As for me, I’ve just wrapped context initialization in pthread mutex and
that’s it.
@@ -159,9 +159,11 @@ void *thread_func(void *arg)
gap = num_threads * block_size; // Multiply here to avoid integer overflow
// Initialize EVP and start reading
+ pthread_mutex_lock( &mutex );
md = EVP_sha1();
mdctx = EVP_MD_CTX_create();
EVP_DigestInit_ex( mdctx, md, NULL );
+ pthread_mutex_unlock( &mutex );
If anyone knows something about this – please, tell me.
DRD is one more tool in Valgrind suite that can detect thread errors. It’s more thorough and has more features while less memory hungry.
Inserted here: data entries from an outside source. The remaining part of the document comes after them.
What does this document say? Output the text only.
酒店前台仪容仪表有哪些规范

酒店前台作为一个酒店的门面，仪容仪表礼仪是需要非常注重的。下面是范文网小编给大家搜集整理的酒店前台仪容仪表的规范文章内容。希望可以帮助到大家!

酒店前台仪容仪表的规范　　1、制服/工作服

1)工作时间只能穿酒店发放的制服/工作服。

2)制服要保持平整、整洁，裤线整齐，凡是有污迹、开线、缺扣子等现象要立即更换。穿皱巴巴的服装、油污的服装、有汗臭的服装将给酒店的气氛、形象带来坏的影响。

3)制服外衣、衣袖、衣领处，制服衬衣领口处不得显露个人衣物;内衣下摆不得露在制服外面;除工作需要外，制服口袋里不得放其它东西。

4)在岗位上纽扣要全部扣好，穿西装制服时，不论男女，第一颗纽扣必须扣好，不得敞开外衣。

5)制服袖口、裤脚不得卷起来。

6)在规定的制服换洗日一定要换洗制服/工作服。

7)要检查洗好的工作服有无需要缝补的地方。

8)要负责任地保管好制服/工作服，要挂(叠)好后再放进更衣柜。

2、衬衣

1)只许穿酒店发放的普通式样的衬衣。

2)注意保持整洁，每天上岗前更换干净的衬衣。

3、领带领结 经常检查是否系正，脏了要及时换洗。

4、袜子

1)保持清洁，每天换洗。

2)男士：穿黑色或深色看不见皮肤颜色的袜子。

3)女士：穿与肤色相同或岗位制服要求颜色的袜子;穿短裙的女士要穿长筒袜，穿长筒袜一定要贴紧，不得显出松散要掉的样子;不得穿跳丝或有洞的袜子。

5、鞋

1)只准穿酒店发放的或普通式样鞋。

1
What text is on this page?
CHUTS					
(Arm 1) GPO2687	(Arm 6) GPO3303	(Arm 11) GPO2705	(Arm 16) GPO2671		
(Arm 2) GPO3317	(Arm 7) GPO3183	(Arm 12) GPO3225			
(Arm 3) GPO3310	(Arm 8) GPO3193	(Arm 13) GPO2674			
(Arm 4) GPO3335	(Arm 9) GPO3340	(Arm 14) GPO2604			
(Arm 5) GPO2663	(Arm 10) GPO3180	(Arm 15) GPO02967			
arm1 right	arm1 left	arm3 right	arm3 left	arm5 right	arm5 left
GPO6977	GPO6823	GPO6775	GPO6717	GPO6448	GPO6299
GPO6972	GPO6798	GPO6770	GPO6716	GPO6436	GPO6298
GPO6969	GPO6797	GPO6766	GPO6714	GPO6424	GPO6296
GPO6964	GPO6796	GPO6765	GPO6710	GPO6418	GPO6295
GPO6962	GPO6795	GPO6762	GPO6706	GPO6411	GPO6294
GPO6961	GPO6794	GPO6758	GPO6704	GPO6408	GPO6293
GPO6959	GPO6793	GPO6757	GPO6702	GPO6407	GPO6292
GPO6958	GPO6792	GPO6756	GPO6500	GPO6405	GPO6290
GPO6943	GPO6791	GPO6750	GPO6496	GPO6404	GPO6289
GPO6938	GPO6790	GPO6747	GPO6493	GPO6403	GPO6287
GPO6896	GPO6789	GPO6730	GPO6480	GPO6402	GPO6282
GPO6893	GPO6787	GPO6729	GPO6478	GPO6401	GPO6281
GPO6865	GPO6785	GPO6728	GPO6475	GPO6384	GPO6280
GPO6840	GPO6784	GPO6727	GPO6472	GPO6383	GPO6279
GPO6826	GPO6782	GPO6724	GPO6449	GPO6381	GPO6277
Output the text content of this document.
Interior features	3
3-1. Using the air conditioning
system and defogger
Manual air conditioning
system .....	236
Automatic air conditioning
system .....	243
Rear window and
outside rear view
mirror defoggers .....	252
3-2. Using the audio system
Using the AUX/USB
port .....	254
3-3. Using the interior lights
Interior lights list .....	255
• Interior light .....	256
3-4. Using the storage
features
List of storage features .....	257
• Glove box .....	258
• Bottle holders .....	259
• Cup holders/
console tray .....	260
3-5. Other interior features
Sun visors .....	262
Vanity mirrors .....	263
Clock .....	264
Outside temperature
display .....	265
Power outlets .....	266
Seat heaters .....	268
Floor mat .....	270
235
In my case, it has detected some mysterious pread
data race.
==16358== Thread 3:
==16358== Conflicting load by thread 3 at 0x0563e398 size 4
==16358== at 0x5431030: pread (in /lib64/libpthread-2.12.so)
==16358== by 0x4012D9: thread_func (block_hasher.c:174)
==16358== by 0x4C33470: vgDrd_thread_wrapper (drd_pthread_intercepts.c:281)
==16358== by 0x54299D0: start_thread (in /lib64/libpthread-2.12.so)
==16358== by 0x75EE6FF: ???
pread
itself is thread-safe in the sense that it can be called from multiple
threads, but access to data might be not synchronized. For example, you can
call pread
in one thread while calling pwrite
in another and that’s where
you got data race. But in my case data blocks do not overlap, so I can’t tell
what’s a real problem here.
The conclusion will be dead simple – learn how to use Valgrind, it’s extremely useful.
libcrypto is a library of cryptography functions and primitives that’s openssl is based on. ↩︎